In this paper, we investigate the question of whether no-swap-regret dynamics have stronger convergence properties in repeated games than regular no-external-regret dynamics. We prove that in almost all symmetric zero-sum games under symmetric initializations of the agents, no-swap-regret dynamics in self-play are guaranteed to converge in a strong ``frequent-iterate'' sense to the Nash equilibrium: in all but a vanishing fraction of the rounds, the players must play a strategy profile close to a symmetric Nash equilibrium. Remarkably, relaxing any of these three constraints, i.e. by allowing either i) asymmetric initial conditions, or ii) an asymmetric game or iii) no-external regret dynamics suffices to destroy this result and lead to complex non-equilibrating or even chaotic behavior. In a dual type of result, we show that the power of no-swap-regret dynamics comes at a cost of imposing a time-asymmetry on its inputs.
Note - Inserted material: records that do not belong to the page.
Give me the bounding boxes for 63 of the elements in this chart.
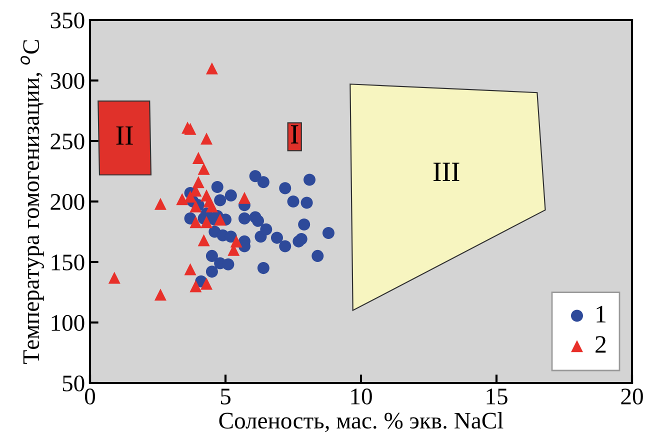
point: [214, 194, 226, 206]
y-axis-title: Температура гомогенизации, $^{o}$C: [20, 40, 44, 364]
y-tick-label: 200: [50, 194, 84, 210]
point: [184, 122, 196, 135]
point: [222, 258, 234, 270]
y-tick-label: 250: [50, 133, 84, 150]
point: [249, 170, 262, 182]
point: [238, 212, 250, 224]
y-tick-label: 350: [50, 12, 84, 28]
x-tick-label: 20: [621, 388, 643, 404]
series-label: II: [116, 126, 133, 145]
point: [200, 216, 213, 228]
point: [211, 180, 224, 193]
point: [198, 162, 210, 175]
y-tick-label: 150: [52, 254, 84, 270]
y-tick-label: 50: [62, 375, 84, 392]
point: [190, 280, 202, 292]
legend-label: 2: [596, 336, 606, 353]
point: [312, 250, 324, 262]
point: [206, 250, 218, 262]
point: [176, 193, 188, 206]
point: [206, 266, 218, 278]
point: [279, 182, 292, 194]
point: [224, 189, 237, 202]
point: [224, 230, 237, 243]
point: [260, 223, 272, 236]
x-tick-label: 5: [220, 388, 230, 404]
point: [270, 232, 284, 244]
point: [257, 176, 270, 188]
x-tick-label: 10: [351, 388, 372, 404]
point: [238, 192, 250, 204]
point: [303, 174, 316, 186]
point: [300, 196, 313, 209]
point: [184, 190, 196, 203]
y-tick-label: 300: [50, 72, 84, 89]
point: [200, 278, 213, 290]
point: [154, 288, 166, 301]
point: [184, 263, 196, 276]
point: [257, 262, 270, 274]
point: [206, 62, 218, 74]
point: [287, 195, 300, 208]
series-label: I: [290, 125, 298, 144]
point: [252, 214, 264, 227]
legend-label: 1: [596, 306, 606, 322]
x-tick-label: 15: [486, 388, 508, 404]
point: [214, 214, 226, 226]
point: [279, 240, 292, 252]
point: [206, 200, 218, 212]
y-tick-label: 100: [52, 314, 84, 331]
x-axis-title: Соленость, мас. % экв. NaCl: [219, 412, 504, 432]
point: [154, 198, 166, 210]
point: [200, 132, 213, 145]
point: [322, 226, 334, 239]
point: [295, 232, 308, 246]
point: [298, 218, 310, 231]
x-tick-label: 0: [84, 388, 96, 404]
point: [108, 272, 120, 284]
series-label: III: [433, 162, 460, 181]
point: [192, 152, 204, 164]
point: [190, 200, 202, 212]
point: [230, 235, 242, 248]
point: [198, 234, 210, 246]
point: [190, 216, 202, 228]
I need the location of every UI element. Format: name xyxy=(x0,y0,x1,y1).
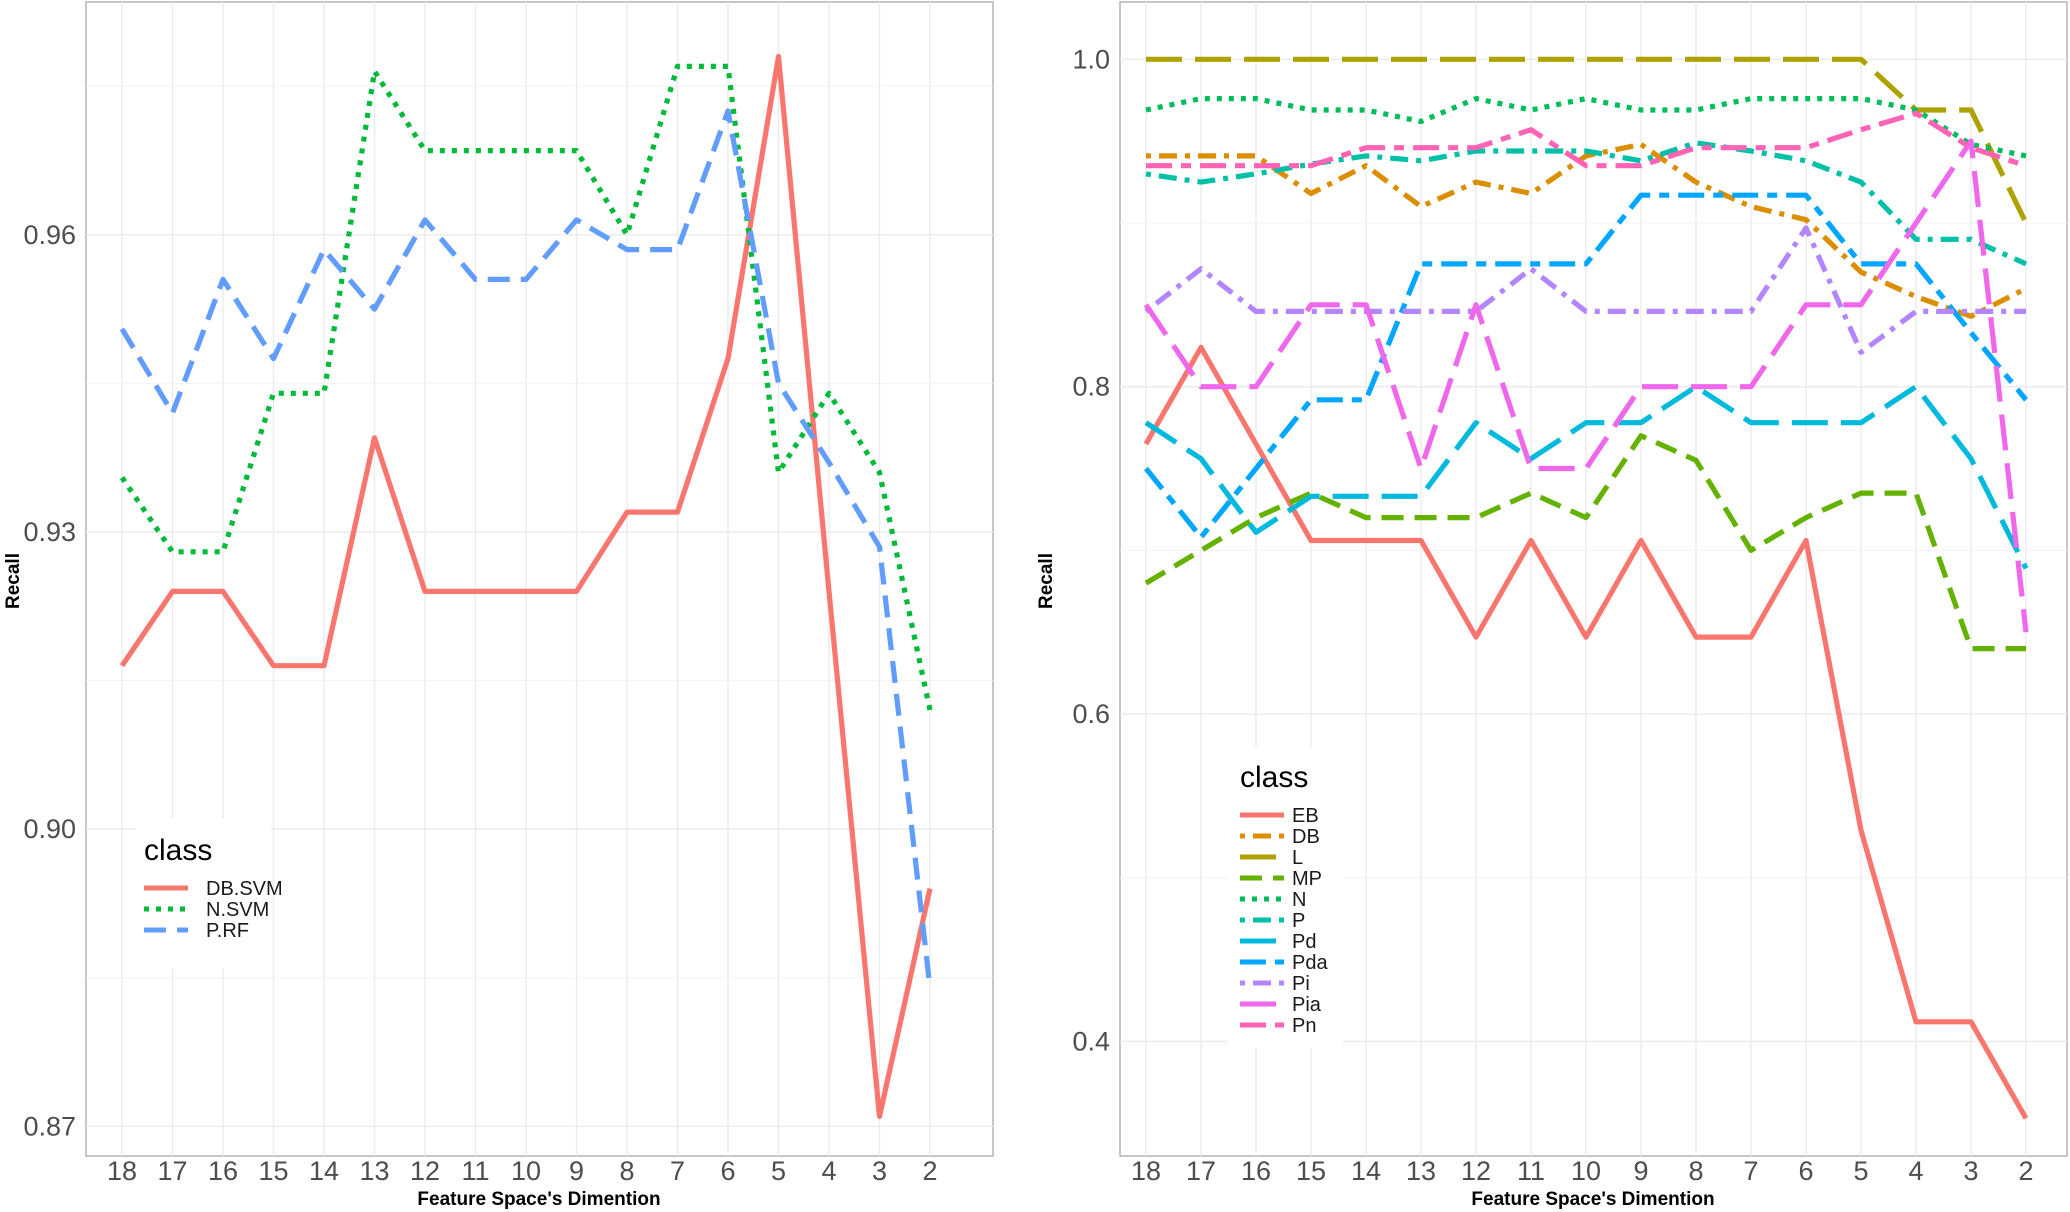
legend-label: Pn xyxy=(1292,1015,1316,1037)
left-x-tick-labels: 18 17 16 15 14 13 12 11 10 9 8 7 6 5 4 3 2 xyxy=(107,1156,938,1186)
x-tick-label: 2 xyxy=(922,1156,937,1186)
x-tick-label: 15 xyxy=(258,1156,288,1186)
legend-label: P xyxy=(1292,910,1305,932)
x-tick-label: 8 xyxy=(1688,1156,1703,1186)
x-tick-label: 16 xyxy=(1241,1156,1271,1186)
right-x-axis-title: Feature Space's Dimention xyxy=(1471,1189,1714,1210)
right-y-tick-labels: 0.4 0.6 0.8 1.0 xyxy=(1072,44,1110,1056)
legend-label: L xyxy=(1292,847,1303,869)
x-tick-label: 2 xyxy=(2018,1156,2033,1186)
legend-label: EB xyxy=(1292,805,1319,827)
x-tick-label: 14 xyxy=(309,1156,339,1186)
right-legend-title: class xyxy=(1240,761,1308,794)
x-tick-label: 10 xyxy=(1571,1156,1601,1186)
y-tick-label: 0.6 xyxy=(1072,699,1110,729)
left-series xyxy=(119,53,933,1120)
series-line-mp xyxy=(1144,433,2026,652)
x-tick-label: 16 xyxy=(208,1156,238,1186)
series-line-db xyxy=(1146,141,2028,319)
x-tick-label: 17 xyxy=(157,1156,187,1186)
legend-label: Pda xyxy=(1292,952,1328,974)
right-y-axis-title: Recall xyxy=(1036,553,1057,609)
series-line-n xyxy=(1145,95,2027,159)
y-tick-label: 0.93 xyxy=(23,517,76,547)
y-tick-label: 0.96 xyxy=(23,220,76,250)
left-y-tick-labels: 0.87 0.90 0.93 0.96 xyxy=(23,220,76,1142)
x-tick-label: 12 xyxy=(1461,1156,1491,1186)
y-tick-label: 0.90 xyxy=(23,814,76,844)
series-line-p-rf xyxy=(119,108,933,988)
x-tick-label: 9 xyxy=(1633,1156,1648,1186)
series-line-pi xyxy=(1144,225,2026,355)
left-legend-box xyxy=(136,818,271,968)
x-tick-label: 11 xyxy=(461,1156,489,1186)
right-series xyxy=(1143,56,2029,1120)
x-tick-label: 8 xyxy=(619,1156,634,1186)
series-line-db-svm xyxy=(119,53,933,1120)
x-tick-label: 14 xyxy=(1351,1156,1381,1186)
x-tick-label: 11 xyxy=(1517,1156,1545,1186)
x-tick-label: 4 xyxy=(821,1156,836,1186)
left-x-axis-title: Feature Space's Dimention xyxy=(417,1189,660,1210)
series-line-pn xyxy=(1146,110,2027,169)
x-tick-label: 12 xyxy=(410,1156,440,1186)
legend-label: P.RF xyxy=(206,920,249,942)
y-tick-label: 0.8 xyxy=(1072,372,1110,402)
right-chart-panel: 0.40.60.81.0 18 17 16 15 14 13 12 11 10 9 8 7 6 5 4 3 2 … xyxy=(1036,1,2068,1210)
left-legend-title: class xyxy=(144,834,212,867)
series-line-pd xyxy=(1144,384,2029,570)
x-tick-label: 13 xyxy=(359,1156,389,1186)
x-tick-label: 6 xyxy=(720,1156,735,1186)
left-plot-border xyxy=(85,1,994,1157)
right-x-tick-labels: 18 17 16 15 14 13 12 11 10 9 8 7 6 5 4 3 2 xyxy=(1131,1156,2034,1186)
legend-label: Pia xyxy=(1292,994,1322,1016)
x-tick-label: 4 xyxy=(1908,1156,1923,1186)
left-chart-panel: 0.87 0.90 0.93 0.96 18 17 16 15 14 13 12 11 10 9 8 7 6 5… xyxy=(3,1,994,1210)
legend-label: DB xyxy=(1292,826,1320,848)
series-line-pda xyxy=(1143,192,2029,540)
legend-label: Pi xyxy=(1292,973,1310,995)
y-tick-label: 0.87 xyxy=(23,1111,76,1141)
legend-label: N xyxy=(1292,889,1306,911)
left-y-axis-title: Recall xyxy=(3,553,24,609)
x-tick-label: 13 xyxy=(1406,1156,1436,1186)
x-tick-label: 17 xyxy=(1186,1156,1216,1186)
x-tick-label: 5 xyxy=(771,1156,786,1186)
x-tick-label: 3 xyxy=(872,1156,887,1186)
legend-label: N.SVM xyxy=(206,899,269,921)
right-legend-box xyxy=(1228,748,1343,1048)
x-tick-label: 15 xyxy=(1296,1156,1326,1186)
x-tick-label: 7 xyxy=(670,1156,685,1186)
series-line-l xyxy=(1146,56,2029,225)
legend-label: DB.SVM xyxy=(206,878,283,900)
x-tick-label: 18 xyxy=(107,1156,137,1186)
series-line-n-svm xyxy=(119,63,933,711)
y-tick-label: 0.4 xyxy=(1072,1026,1110,1056)
legend-label: Pd xyxy=(1292,931,1316,953)
y-tick-label: 1.0 xyxy=(1072,44,1110,74)
x-tick-label: 18 xyxy=(1131,1156,1161,1186)
x-tick-label: 7 xyxy=(1743,1156,1758,1186)
x-tick-label: 5 xyxy=(1853,1156,1868,1186)
x-tick-label: 10 xyxy=(511,1156,541,1186)
series-line-pia xyxy=(1143,138,2029,633)
x-tick-label: 6 xyxy=(1798,1156,1813,1186)
series-line-p xyxy=(1145,140,2028,267)
x-tick-label: 3 xyxy=(1963,1156,1978,1186)
legend-label: MP xyxy=(1292,868,1322,890)
x-tick-label: 9 xyxy=(569,1156,584,1186)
While no-external-regret dynamics can be completely determined by the cumulative reward vector received by each player, we show there does not exist any general no-swap-regret dynamics defined on the same state space. In fact, we prove that any no-swap-regret learning algorithm must play a time-asymmetric function over the set of previously observed rewards, ruling out any dynamics based on a symmetric function of the current set of rewards.